By NATION REPORTER
GRIZZLY Mining Limited has empowered 1, 500 youths with a mineral dumpsite in Lufwanyama as a contribution to improving the living standards of the local people.
Meanwhile, the dispute between Grizzly principal Mr Abdoulaye Ndiaye and his Israeli opponent Israeli diamond billionaire Lev Leviev of Gemacanton has been resolved. The Mine is now back under the control of Mr. Ndiaye.
This follows a settlement between the two.
And the emerald mining firm has allowed youths to knock out valuable components from the dumpsite on the fringes of the vast mine site, rich in precious stones.
Grizzly Mining Vice-Chairman, Abdoul Ba, said that youths were operating in smaller groups, each with a leader to oversee the operations as they rummage through the blasted rocks, which are dumped after a requisite mining process. The mine has returned to full operations following the settlement of the dispute between its principal partners.
He said in an interview that it would be inhuman to chase away the youth, who throng the dumpsite as early as 06:00 hours to chance some emeralds.
Mr Ba said youths were earning a living and supporting their families through the sake of stones, a contribution the company would maintain.
“These people come from Lumpuma chiefdom and others come from Chief Nkana’s area. This is how they look after themselves and their families. We allow them around here to pick some stones and they are not a security threat, although some of them may attempt to jump over the wire near our pits.

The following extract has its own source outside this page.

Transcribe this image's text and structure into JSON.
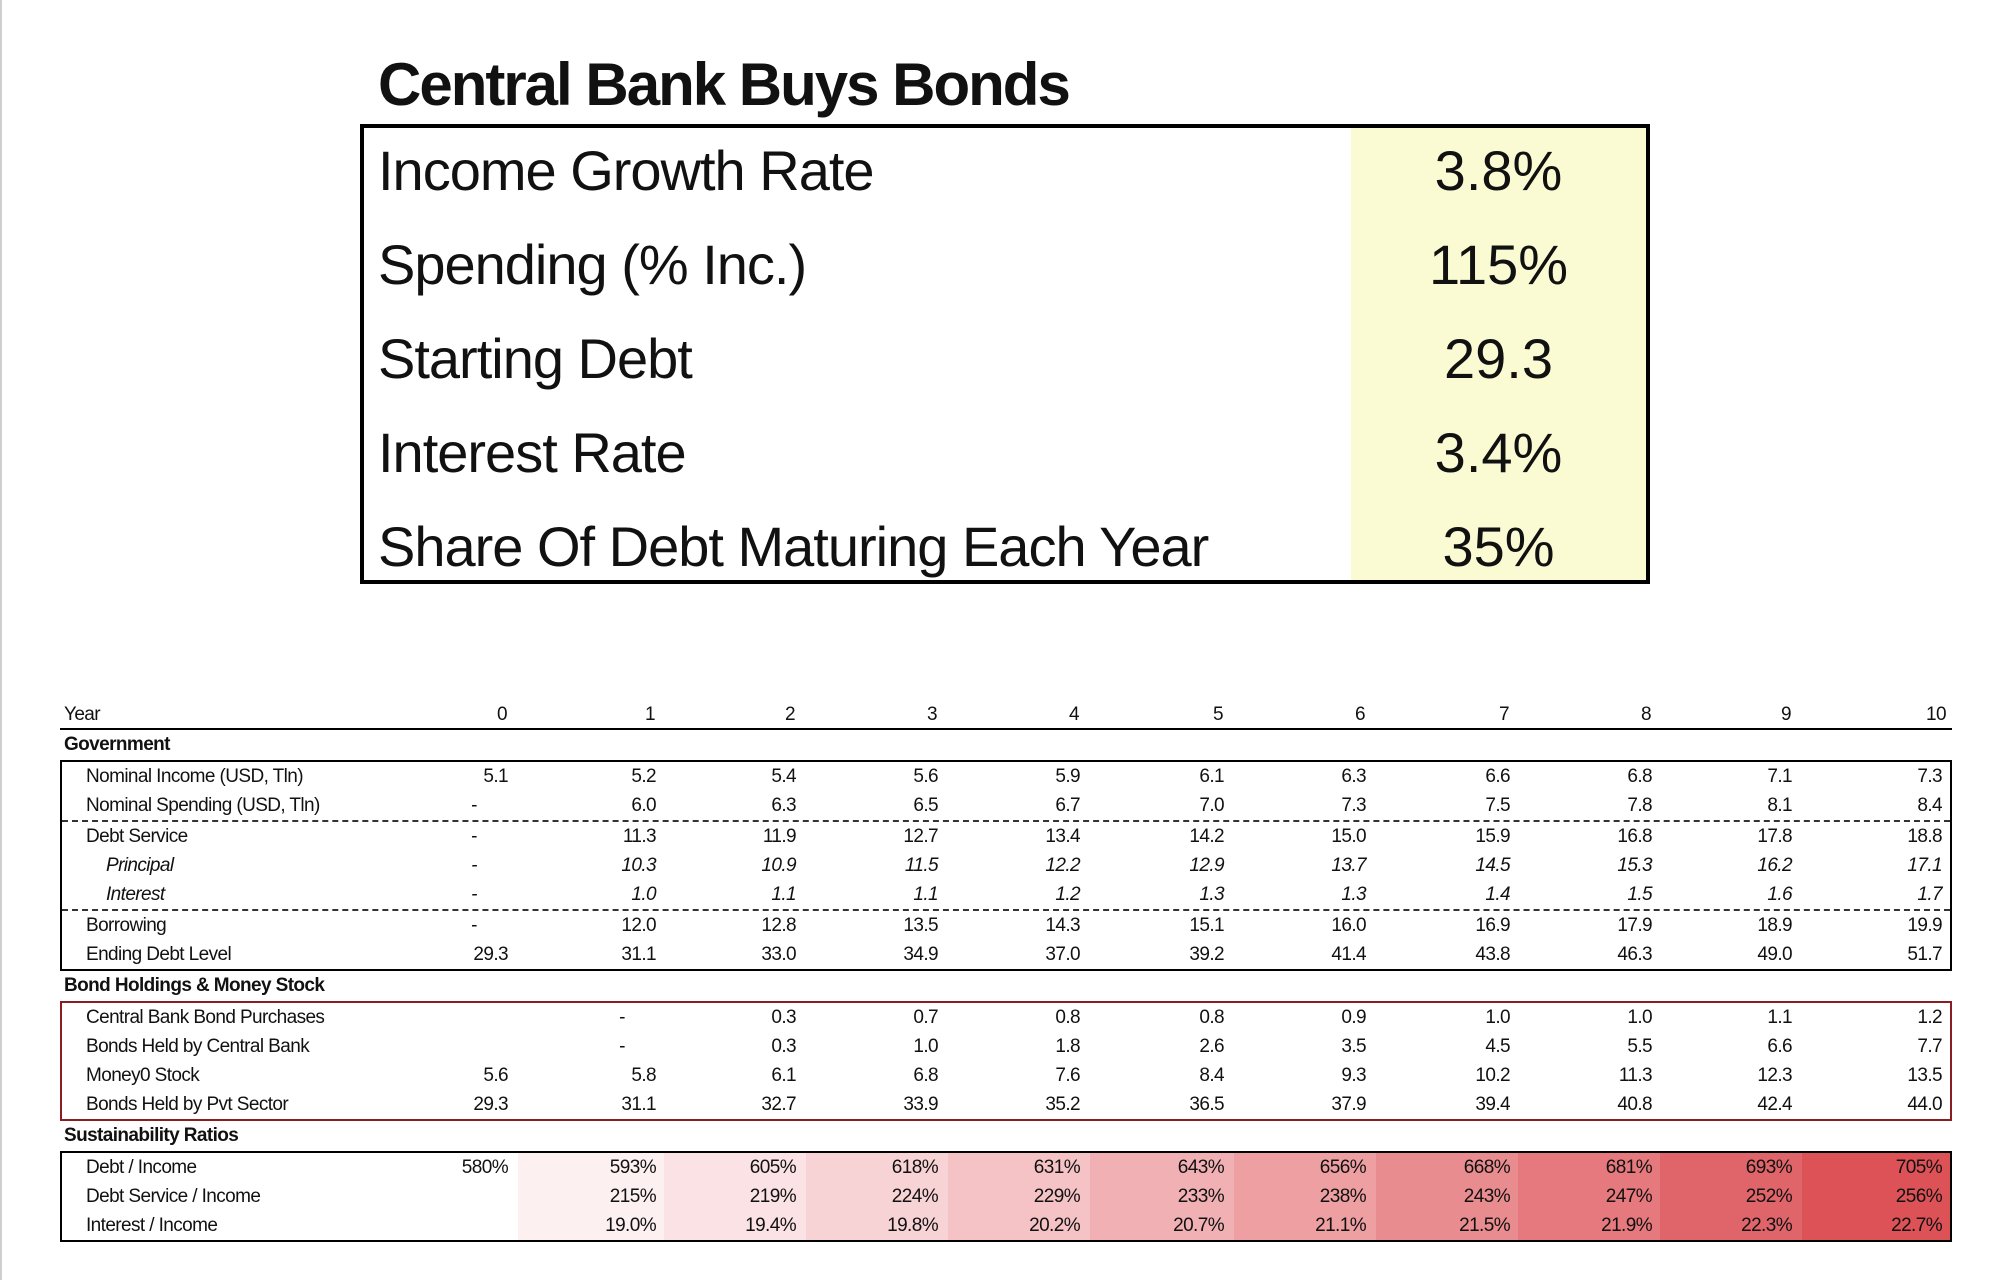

Mr Ba said Grizzly would continue to contribute to poverty reduction around Lufwanyama as a way of supplementing Government efforts.
He said the company has been supporting Grizzly Community School which has pupils from grades one to seven and Kamakanga Clinic, providing health services to the local community.
The mining firm, he said, was also assisting the pupils from vulnerable families meet their fees and other school requirements such as uniforms.
Meanwhile, Grizzly Manager – Human Resources and Corporate Affairs, Davy Phiri, said the mining firm would this year spend about K3 million on corporate social responsibility programmes, which include support to tradition ceremonies to the tune of K150, 000 and chiefs’ visitations at K100, 000.
Mr Phiri said K500, 000 would be for support to Government institutions, including local police posts and stations, education institutions and labour office.
He said non-governmental organisations had been allocated K250, 000 while K240, 000 would go towards community assistance. Emergency support has been projected at K300, 000 with publicity services allocated K50, 000 this year.
According to Mr Phiri, the projects already executed had gobbled K1, 389, 542 and include donation of armyworm pesticides to farmers worth K200, 000 while the rehabilitation of Nkana Road, which is on-going, would gobble K1 million.